The political commentary is sharp, too. Cooley teases with tenderness on the biting “Sarah’s Flame,” an indictment of the way Sarah Palin helped light the torches in Charlottesville. Above gospel harmonies, Hood surveys the United States at the lip of an abyss during “The Perilous Night.” And Hood’s Summer 2020 songs, especially the learning-to-cope title track, memorialize the feelings of fear laced with hope so many felt as protestors poured into the streets after George Floyd’s murder. The Truckers’ capstone cover of The Ramones’ “The KKK Took My Baby Away” is a stinging reminder that the fight for racial justice continues to take an absurdly long time—and that sometimes you just have to shout about your anger.

Live at the Jefferson Theater, Charlottesville, Va., 2/19/20

Any effort to rank the Truckers’ 13 studio albums or sort them into some starter kit is bound to involve some vexing omissions—even their 2009 odds-and-ends compendium, The Fine Print,  includes several songs that could serve as a record’s centerpiece for most other rock bands. That’s where the Truckers’ bevy of live records comes in handy.
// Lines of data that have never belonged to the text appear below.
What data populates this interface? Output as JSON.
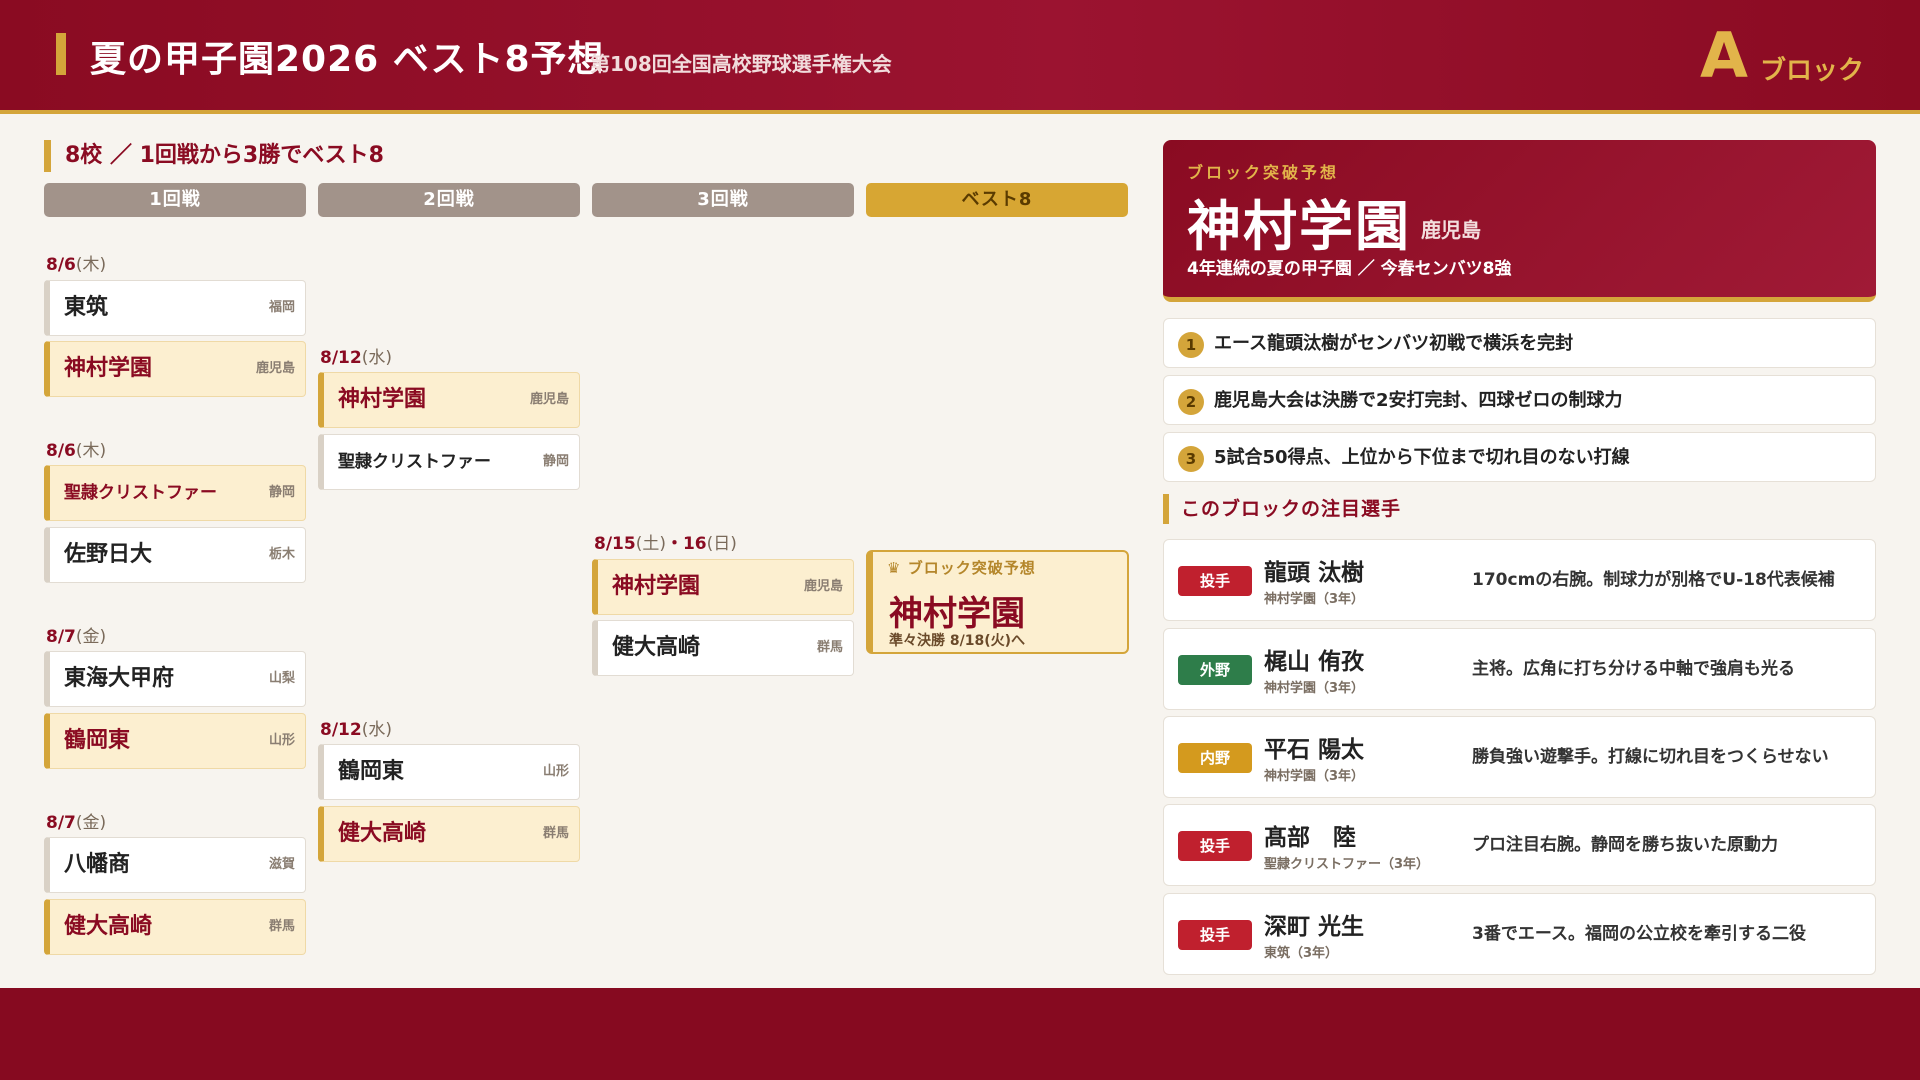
{
  "header": {
    "title": "夏の甲子園2026 ベスト8予想",
    "subtitle": "第108回全国高校野球選手権大会",
    "block_letter": "A",
    "block_word": "ブロック"
  },
  "bracket": {
    "section_title": "8校 ／ 1回戦から3勝でベスト8",
    "rounds": [
      "1回戦",
      "2回戦",
      "3回戦",
      "ベスト8"
    ],
    "r1": [
      {
        "date": "8/6",
        "dow": "(木)",
        "teams": [
          {
            "name": "東筑",
            "pref": "福岡",
            "win": false
          },
          {
            "name": "神村学園",
            "pref": "鹿児島",
            "win": true
          }
        ]
      },
      {
        "date": "8/6",
        "dow": "(木)",
        "teams": [
          {
            "name": "聖隷クリストファー",
            "pref": "静岡",
            "win": true
          },
          {
            "name": "佐野日大",
            "pref": "栃木",
            "win": false
          }
        ]
      },
      {
        "date": "8/7",
        "dow": "(金)",
        "teams": [
          {
            "name": "東海大甲府",
            "pref": "山梨",
            "win": false
          },
          {
            "name": "鶴岡東",
            "pref": "山形",
            "win": true
          }
        ]
      },
      {
        "date": "8/7",
        "dow": "(金)",
        "teams": [
          {
            "name": "八幡商",
            "pref": "滋賀",
            "win": false
          },
          {
            "name": "健大高崎",
            "pref": "群馬",
            "win": true
          }
        ]
      }
    ],
    "r2": [
      {
        "date": "8/12",
        "dow": "(水)",
        "teams": [
          {
            "name": "神村学園",
            "pref": "鹿児島",
            "win": true
          },
          {
            "name": "聖隷クリストファー",
            "pref": "静岡",
            "win": false
          }
        ]
      },
      {
        "date": "8/12",
        "dow": "(水)",
        "teams": [
          {
            "name": "鶴岡東",
            "pref": "山形",
            "win": false
          },
          {
            "name": "健大高崎",
            "pref": "群馬",
            "win": true
          }
        ]
      }
    ],
    "r3": {
      "date": "8/15",
      "dow": "(土)",
      "date2": "・16",
      "dow2": "(日)",
      "teams": [
        {
          "name": "神村学園",
          "pref": "鹿児島",
          "win": true
        },
        {
          "name": "健大高崎",
          "pref": "群馬",
          "win": false
        }
      ]
    },
    "best8": {
      "label": "ブロック突破予想",
      "name": "神村学園",
      "next": "準々決勝 8/18(火)へ"
    }
  },
  "prediction": {
    "label": "ブロック突破予想",
    "school": "神村学園",
    "pref": "鹿児島",
    "note": "4年連続の夏の甲子園 ／ 今春センバツ8強"
  },
  "points": [
    {
      "num": "1",
      "text": "エース龍頭汰樹がセンバツ初戦で横浜を完封"
    },
    {
      "num": "2",
      "text": "鹿児島大会は決勝で2安打完封、四球ゼロの制球力"
    },
    {
      "num": "3",
      "text": "5試合50得点、上位から下位まで切れ目のない打線"
    }
  ],
  "players_title": "このブロックの注目選手",
  "players": [
    {
      "pos": "投手",
      "color": "#c0202e",
      "name": "龍頭 汰樹",
      "team": "神村学園（3年）",
      "desc": "170cmの右腕。制球力が別格でU-18代表候補"
    },
    {
      "pos": "外野",
      "color": "#2e7d4a",
      "name": "梶山 侑孜",
      "team": "神村学園（3年）",
      "desc": "主将。広角に打ち分ける中軸で強肩も光る"
    },
    {
      "pos": "内野",
      "color": "#d49a1e",
      "name": "平石 陽太",
      "team": "神村学園（3年）",
      "desc": "勝負強い遊撃手。打線に切れ目をつくらせない"
    },
    {
      "pos": "投手",
      "color": "#c0202e",
      "name": "髙部　陸",
      "team": "聖隷クリストファー（3年）",
      "desc": "プロ注目右腕。静岡を勝ち抜いた原動力"
    },
    {
      "pos": "投手",
      "color": "#c0202e",
      "name": "深町 光生",
      "team": "東筑（3年）",
      "desc": "3番でエース。福岡の公立校を牽引する二役"
    }
  ],
  "colors": {
    "brand": "#8a0b22",
    "gold": "#d4a53a"
  }
}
Whether meticulously stitched together from multi-night stands or obsessively documenting one in its entirety, these recordings cut a winding and surprising path through the unruly wilds of the band’s catalogue, revealing new connections through juxtaposition. The Truckers have become a legendary live band in part due to their Springsteen-like generosity. They play for hours, tearing into songs with the élan of a basketball team trying to keep their thin lead in the last quarter of the NBA Finals. “We try to treat every night like it might be our last,” says Hood, laughing at the cliché’s sad new relevance. “We’ve always taken that attitude, and that’s what’s made us the band we are.”

Their 27-song, career-spanning set at Charlottesville’s Jefferson Theater was one of their last shows before COVID-19 sent them home for the year, and the band indeed races through opener “Made Up English Oceans” like they’re fighting against a clock. They rip themselves apart during a raging take on “Lookout Mountain” and pound against “The Righteous Path” as if locked in a fistfight, organ howling like the hero just trying to hold it together. “Ronnie and Neil,” their history lesson on one of the most complicated friendships in rock ’n’ roll, teeters at the edge of ragged glory. And if the 12-minute closer, a roaring take on “Hell No, I Ain’t Happy” that morphs into a political tirade doesn’t make you long for live music again, maybe this just isn’t your band.